The NPCC, meeting in Boise July 10-11, recommended funding of the list of projects by the Bonneville Power Administration, which markets power produced at federal dams in the Columbia River basin, which includes the Snake and Willamette rivers. BPA funds fish and wildlife restoration projects, in large part through the Council’s Columbia River Basin Fish and Wildlife Program, as mitigation for hydro system impacts, to satisfy tribal trust and treaty obligations and to boost stocks listed under the Endangered Species Act.


The Council is charged with recommending implementation of projects for fiscal years 2013 through 2017.


Bonneville during its contracting process will decide on specific funding levels for particular projects.


The recent recommendation is part of a process designed by the Council and staff to review projects submitted for funding. The process includes an assessment of each project for technical merit by the Council’s independent Scientific Review Panel. The Council over the past two years has completed reviews of project proposals in its research, monitoring and evaluation/artificial production and wildlife categories.
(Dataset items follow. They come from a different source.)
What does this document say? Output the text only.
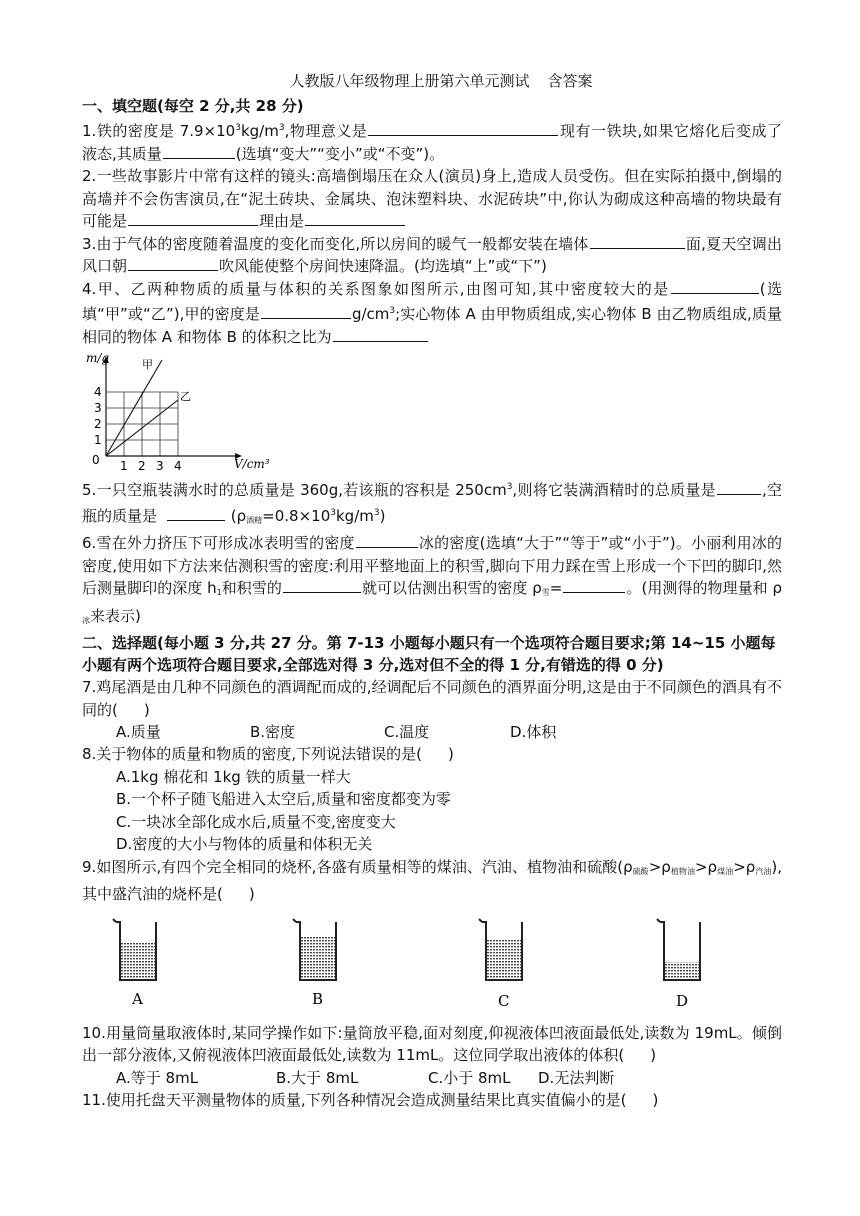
人教版八年级物理上册第六单元测试 含答案

一、填空题(每空 2 分,共 28 分)

1.铁的密度是 $7.9\times 10^3kg/m^3$,物理意义是	现有一铁块,如果它熔化后变成了液态,其质量	(选填“变大”“变小”或“不变”)。

2.一些故事影片中常有这样的镜头:高墙倒塌压在众人(演员)身上,造成人员受伤。但在实际拍摄中,倒塌的高墙并不会伤害演员,在“泥土砖块、金属块、泡沫塑料块、水泥砖块”中,你认为砌成这种高墙的物块最有可能是	理由是

3.由于气体的密度随着温度的变化而变化,所以房间的暖气一般都安装在墙体	面,夏天空调出风口朝	吹风能使整个房间快速降温。(均选填“上”或“下”)

4.甲、乙两种物质的质量与体积的关系图象如图所示,由图可知,其中密度较大的是	(选填“甲”或“乙”),甲的密度是	$g/cm^3$;实心物体 A 由甲物质组成,实心物体 B 由乙物质组成,质量相同的物体 A 和物体 B 的体积之比为

m/g
V/cm³
4
3
2
1
0 1 2 3 4
甲
乙

5.一只空瓶装满水时的总质量是 360g,若该瓶的容积是 $250cm^3$,则将它装满酒精时的总质量是	,空瓶的质量是	$(\rho_{酒精}=0.8\times 10^3kg/m^3)$

6.雪在外力挤压下可形成冰表明雪的密度	冰的密度(选填“大于”“等于”或“小于”)。小丽利用冰的密度,使用如下方法来估测积雪的密度:利用平整地面上的积雪,脚向下用力踩在雪上形成一个下凹的脚印,然后测量脚印的深度 $h_1$和积雪的	就可以估测出积雪的密度 $\rho_雪=$	。(用测得的物理量和 $\rho_冰$来表示)

二、选择题(每小题 3 分,共 27 分。第 7-13 小题每小题只有一个选项符合题目要求;第 14~15 小题每小题有两个选项符合题目要求,全部选对得 3 分,选对但不全的得 1 分,有错选的得 0 分)

7.鸡尾酒是由几种不同颜色的酒调配而成的,经调配后不同颜色的酒界面分明,这是由于不同颜色的酒具有不同的( )

A.质量	B.密度	C.温度	D.体积

8.关于物体的质量和物质的密度,下列说法错误的是( )

A.1kg 棉花和 1kg 铁的质量一样大

B.一个杯子随飞船进入太空后,质量和密度都变为零

C.一块冰全部化成水后,质量不变,密度变大

D.密度的大小与物体的质量和体积无关

9.如图所示,有四个完全相同的烧杯,各盛有质量相等的煤油、汽油、植物油和硫酸$(\rho_{硫酸}>\rho_{植物油}>\rho_{煤油}>\rho_{汽油})$,其中盛汽油的烧杯是( )

A	B	C	D

10.用量筒量取液体时,某同学操作如下:量筒放平稳,面对刻度,仰视液体凹液面最低处,读数为 19mL。倾倒出一部分液体,又俯视液体凹液面最低处,读数为 11mL。这位同学取出液体的体积( )

A.等于 8mL	B.大于 8mL	C.小于 8mL D.无法判断

11.使用托盘天平测量物体的质量,下列各种情况会造成测量结果比真实值偏小的是( )
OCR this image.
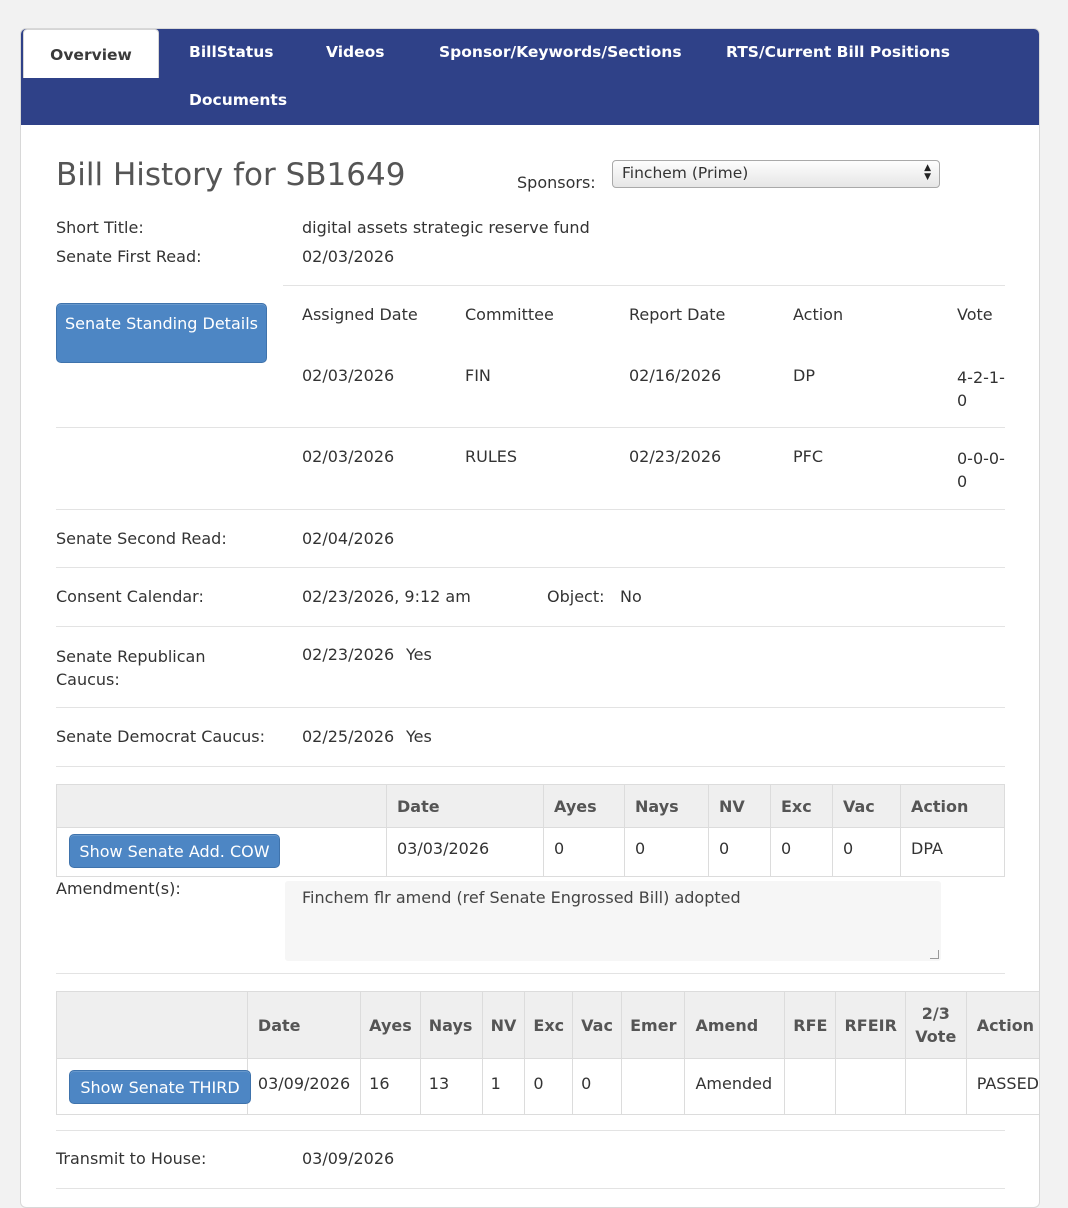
Overview	BillStatus	Videos	Sponsor/Keywords/Sections	RTS/Current Bill Positions
Documents
Bill History for SB1649	Sponsors:	Finchem (Prime)	▲
▼
Short Title:	digital assets strategic reserve fund
Senate First Read:	02/03/2026
Senate Standing Details	Assigned Date	Committee	Report Date	Action	Vote
02/03/2026	FIN	02/16/2026	DP	4-2-1-0
02/03/2026	RULES	02/23/2026	PFC	0-0-0-0
Senate Second Read:	02/04/2026
Consent Calendar:	02/23/2026, 9:12 am	Object: No
Senate Republican Caucus:
02/23/2026 Yes
Senate Democrat Caucus: 02/25/2026 Yes
	Date	Ayes	Nays	NV	Exc	Vac	Action
	03/03/2026	0	0	0	0	0	DPA
Show Senate Add. COW
Amendment(s):	Finchem flr amend (ref Senate Engrossed Bill) adopted
	Date	Ayes	Nays	NV	Exc	Vac	Emer	Amend	RFE	RFEIR	2/3 Vote	Action
	03/09/2026	16	13	1	0	0		Amended				PASSED
Show Senate THIRD
Transmit to House:	03/09/2026
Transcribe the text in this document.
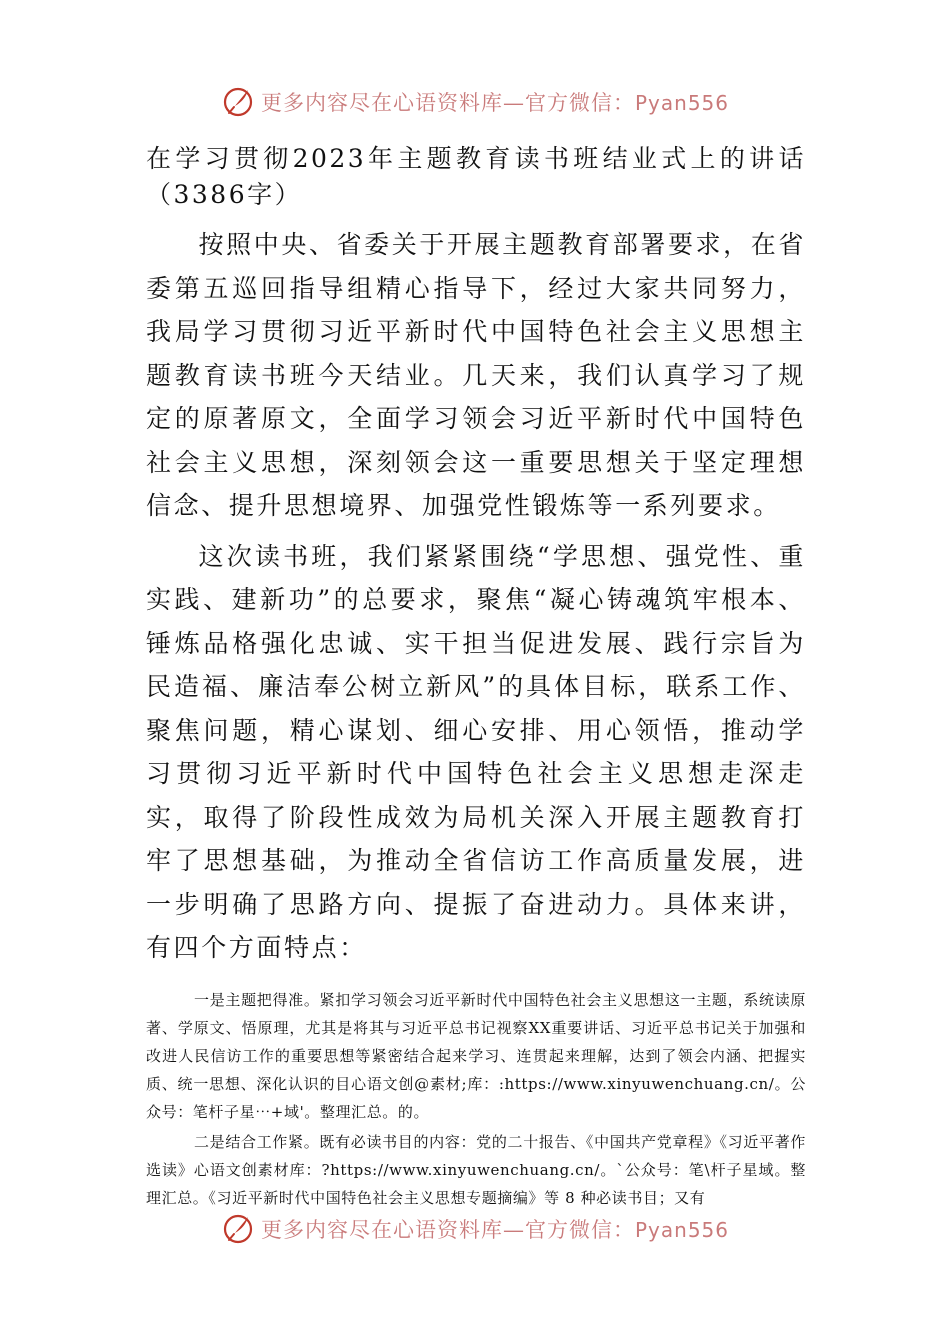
更多内容尽在心语资料库—官方微信：Pyan556

在学习贯彻2023年主题教育读书班结业式上的讲话（3386字）

按照中央、省委关于开展主题教育部署要求，在省委第五巡回指导组精心指导下，经过大家共同努力，我局学习贯彻习近平新时代中国特色社会主义思想主题教育读书班今天结业。几天来，我们认真学习了规定的原著原文，全面学习领会习近平新时代中国特色社会主义思想，深刻领会这一重要思想关于坚定理想信念、提升思想境界、加强党性锻炼等一系列要求。

这次读书班，我们紧紧围绕“学思想、强党性、重实践、建新功”的总要求，聚焦“凝心铸魂筑牢根本、锤炼品格强化忠诚、实干担当促进发展、践行宗旨为民造福、廉洁奉公树立新风”的具体目标，联系工作、聚焦问题，精心谋划、细心安排、用心领悟，推动学习贯彻习近平新时代中国特色社会主义思想走深走实，取得了阶段性成效为局机关深入开展主题教育打牢了思想基础，为推动全省信访工作高质量发展，进一步明确了思路方向、提振了奋进动力。具体来讲，有四个方面特点：

一是主题把得准。紧扣学习领会习近平新时代中国特色社会主义思想这一主题，系统读原著、学原文、悟原理，尤其是将其与习近平总书记视察XX重要讲话、习近平总书记关于加强和改进人民信访工作的重要思想等紧密结合起来学习、连贯起来理解，达到了领会内涵、把握实质、统一思想、深化认识的目心语文创@素材;库：:https://www.xinyuwenchuang.cn/。公众号：笔杆子星⋯+域'。整理汇总。的。

二是结合工作紧。既有必读书目的内容：党的二十报告、《中国共产党章程》《习近平著作选读》心语文创素材库：?https://www.xinyuwenchuang.cn/。`公众号：笔\杆子星域。整理汇总。《习近平新时代中国特色社会主义思想专题摘编》等 8 种必读书目；又有

更多内容尽在心语资料库—官方微信：Pyan556
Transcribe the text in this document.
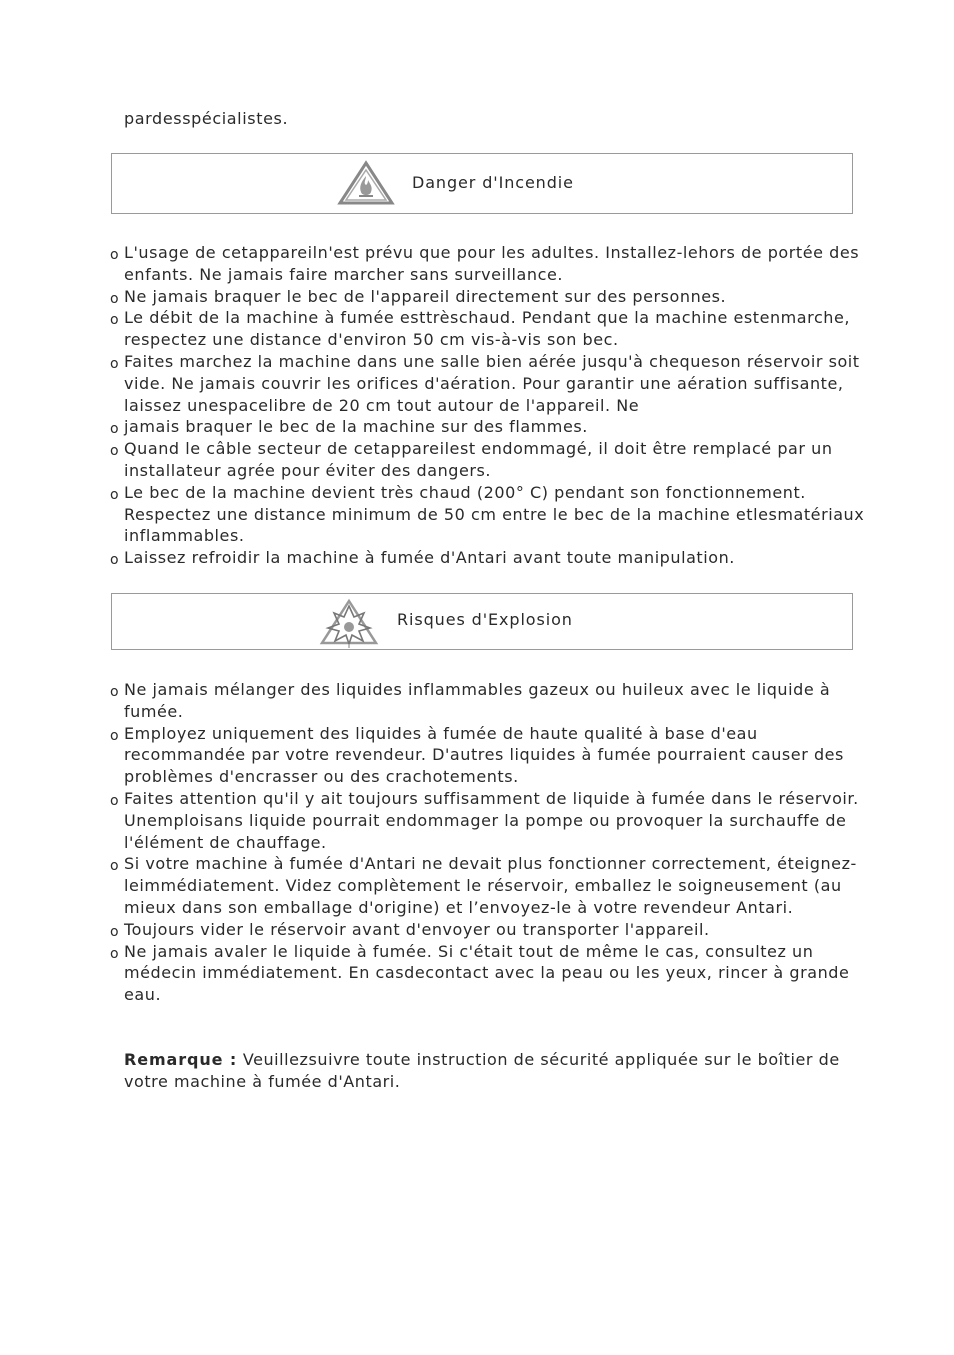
pardesspécialistes.
Danger d'Incendie
o L'usage de cetappareiln'est prévu que pour les adultes. Installez-lehors de portée des enfants. Ne jamais faire marcher sans surveillance.
o Ne jamais braquer le bec de l'appareil directement sur des personnes.
o Le débit de la machine à fumée esttrèschaud. Pendant que la machine estenmarche, respectez une distance d'environ 50 cm vis-à-vis son bec.
o Faites marchez la machine dans une salle bien aérée jusqu'à chequeson réservoir soit vide. Ne jamais couvrir les orifices d'aération. Pour garantir une aération suffisante, laissez unespacelibre de 20 cm tout autour de l'appareil. Ne
o jamais braquer le bec de la machine sur des flammes.
o Quand le câble secteur de cetappareilest endommagé, il doit être remplacé par un installateur agrée pour éviter des dangers.
o Le bec de la machine devient très chaud (200° C) pendant son fonctionnement. Respectez une distance minimum de 50 cm entre le bec de la machine etlesmatériaux inflammables.
o Laissez refroidir la machine à fumée d'Antari avant toute manipulation.
Risques d'Explosion
o Ne jamais mélanger des liquides inflammables gazeux ou huileux avec le liquide à fumée.
o Employez uniquement des liquides à fumée de haute qualité à base d'eau recommandée par votre revendeur. D'autres liquides à fumée pourraient causer des problèmes d'encrasser ou des crachotements.
o Faites attention qu'il y ait toujours suffisamment de liquide à fumée dans le réservoir. Unemploisans liquide pourrait endommager la pompe ou provoquer la surchauffe de l'élément de chauffage.
o Si votre machine à fumée d'Antari ne devait plus fonctionner correctement, éteignez-leimmédiatement. Videz complètement le réservoir, emballez le soigneusement (au mieux dans son emballage d'origine) et l’envoyez-le à votre revendeur Antari.
o Toujours vider le réservoir avant d'envoyer ou transporter l'appareil.
o Ne jamais avaler le liquide à fumée. Si c'était tout de même le cas, consultez un médecin immédiatement. En casdecontact avec la peau ou les yeux, rincer à grande eau.
Remarque : Veuillezsuivre toute instruction de sécurité appliquée sur le boîtier de votre machine à fumée d'Antari.
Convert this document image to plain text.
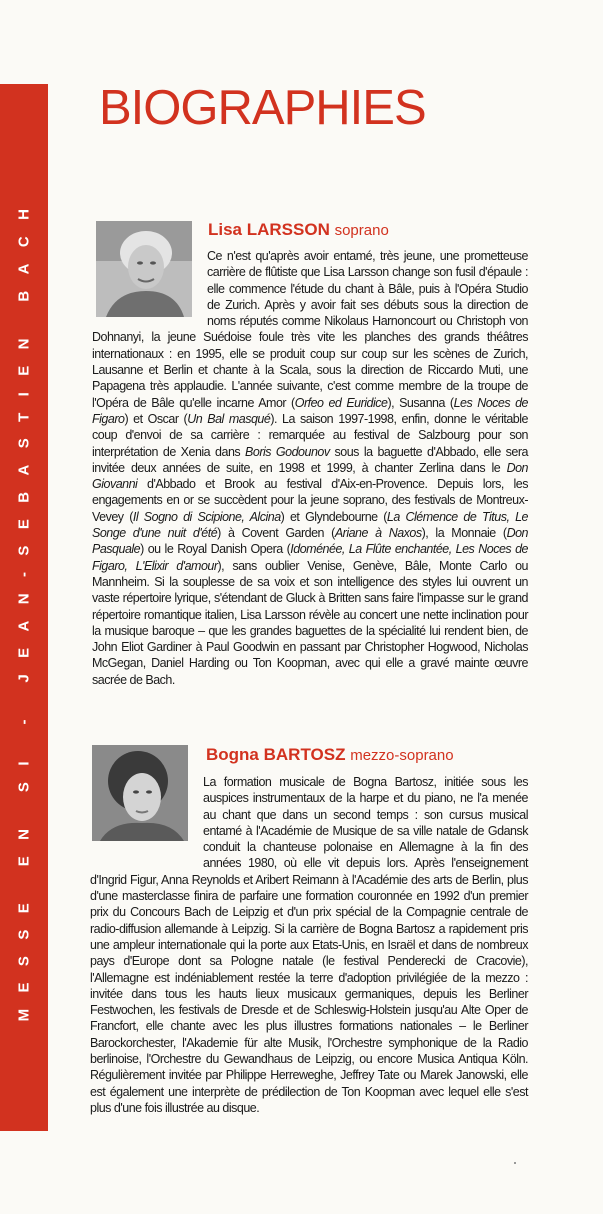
MESSE EN SI - JEAN-SEBASTIEN BACH
BIOGRAPHIES
Lisa LARSSON soprano

Ce n'est qu'après avoir entamé, très jeune, une prometteuse carrière de flûtiste que Lisa Larsson change son fusil d'épaule : elle commence l'étude du chant à Bâle, puis à l'Opéra Studio de Zurich. Après y avoir fait ses débuts sous la direction de noms réputés comme Nikolaus Harnoncourt ou Christoph von Dohnanyi, la jeune Suédoise foule très vite les planches des grands théâtres internationaux : en 1995, elle se produit coup sur coup sur les scènes de Zurich, Lausanne et Berlin et chante à la Scala, sous la direction de Riccardo Muti, une Papagena très applaudie. L'année suivante, c'est comme membre de la troupe de l'Opéra de Bâle qu'elle incarne Amor (Orfeo ed Euridice), Susanna (Les Noces de Figaro) et Oscar (Un Bal masqué). La saison 1997-1998, enfin, donne le véritable coup d'envoi de sa carrière : remarquée au festival de Salzbourg pour son interprétation de Xenia dans Boris Godounov sous la baguette d'Abbado, elle sera invitée deux années de suite, en 1998 et 1999, à chanter Zerlina dans le Don Giovanni d'Abbado et Brook au festival d'Aix-en-Provence. Depuis lors, les engagements en or se succèdent pour la jeune soprano, des festivals de Montreux-Vevey (Il Sogno di Scipione, Alcina) et Glyndebourne (La Clémence de Titus, Le Songe d'une nuit d'été) à Covent Garden (Ariane à Naxos), la Monnaie (Don Pasquale) ou le Royal Danish Opera (Idoménée, La Flûte enchantée, Les Noces de Figaro, L'Elixir d'amour), sans oublier Venise, Genève, Bâle, Monte Carlo ou Mannheim. Si la souplesse de sa voix et son intelligence des styles lui ouvrent un vaste répertoire lyrique, s'étendant de Gluck à Britten sans faire l'impasse sur le grand répertoire romantique italien, Lisa Larsson révèle au concert une nette inclination pour la musique baroque – que les grandes baguettes de la spécialité lui rendent bien, de John Eliot Gardiner à Paul Goodwin en passant par Christopher Hogwood, Nicholas McGegan, Daniel Harding ou Ton Koopman, avec qui elle a gravé mainte œuvre sacrée de Bach.

Bogna BARTOSZ mezzo-soprano

La formation musicale de Bogna Bartosz, initiée sous les auspices instrumentaux de la harpe et du piano, ne l'a menée au chant que dans un second temps : son cursus musical entamé à l'Académie de Musique de sa ville natale de Gdansk conduit la chanteuse polonaise en Allemagne à la fin des années 1980, où elle vit depuis lors. Après l'enseignement d'Ingrid Figur, Anna Reynolds et Aribert Reimann à l'Académie des arts de Berlin, plus d'une masterclasse finira de parfaire une formation couronnée en 1992 d'un premier prix du Concours Bach de Leipzig et d'un prix spécial de la Compagnie centrale de radio-diffusion allemande à Leipzig. Si la carrière de Bogna Bartosz a rapidement pris une ampleur internationale qui la porte aux Etats-Unis, en Israël et dans de nombreux pays d'Europe dont sa Pologne natale (le festival Penderecki de Cracovie), l'Allemagne est indéniablement restée la terre d'adoption privilégiée de la mezzo : invitée dans tous les hauts lieux musicaux germaniques, depuis les Berliner Festwochen, les festivals de Dresde et de Schleswig-Holstein jusqu'au Alte Oper de Francfort, elle chante avec les plus illustres formations nationales – le Berliner Barockorchester, l'Akademie für alte Musik, l'Orchestre symphonique de la Radio berlinoise, l'Orchestre du Gewandhaus de Leipzig, ou encore Musica Antiqua Köln. Régulièrement invitée par Philippe Herreweghe, Jeffrey Tate ou Marek Janowski, elle est également une interprète de prédilection de Ton Koopman avec lequel elle s'est plus d'une fois illustrée au disque.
The project funding requests within the resident fish category were led by a $14.1 million total from the Kootenai Tribe of Idaho, which last year embarked on a major habitat restoration in the river that is intended to benefit burbot, white sturgeon and other native species. The resident fish category funding requests for fiscal year 2013 total nearly $47 million. The projects are expected to improve the status of resident fish above dams in the system that block off upstream and downstream passage or former residents such as salmon.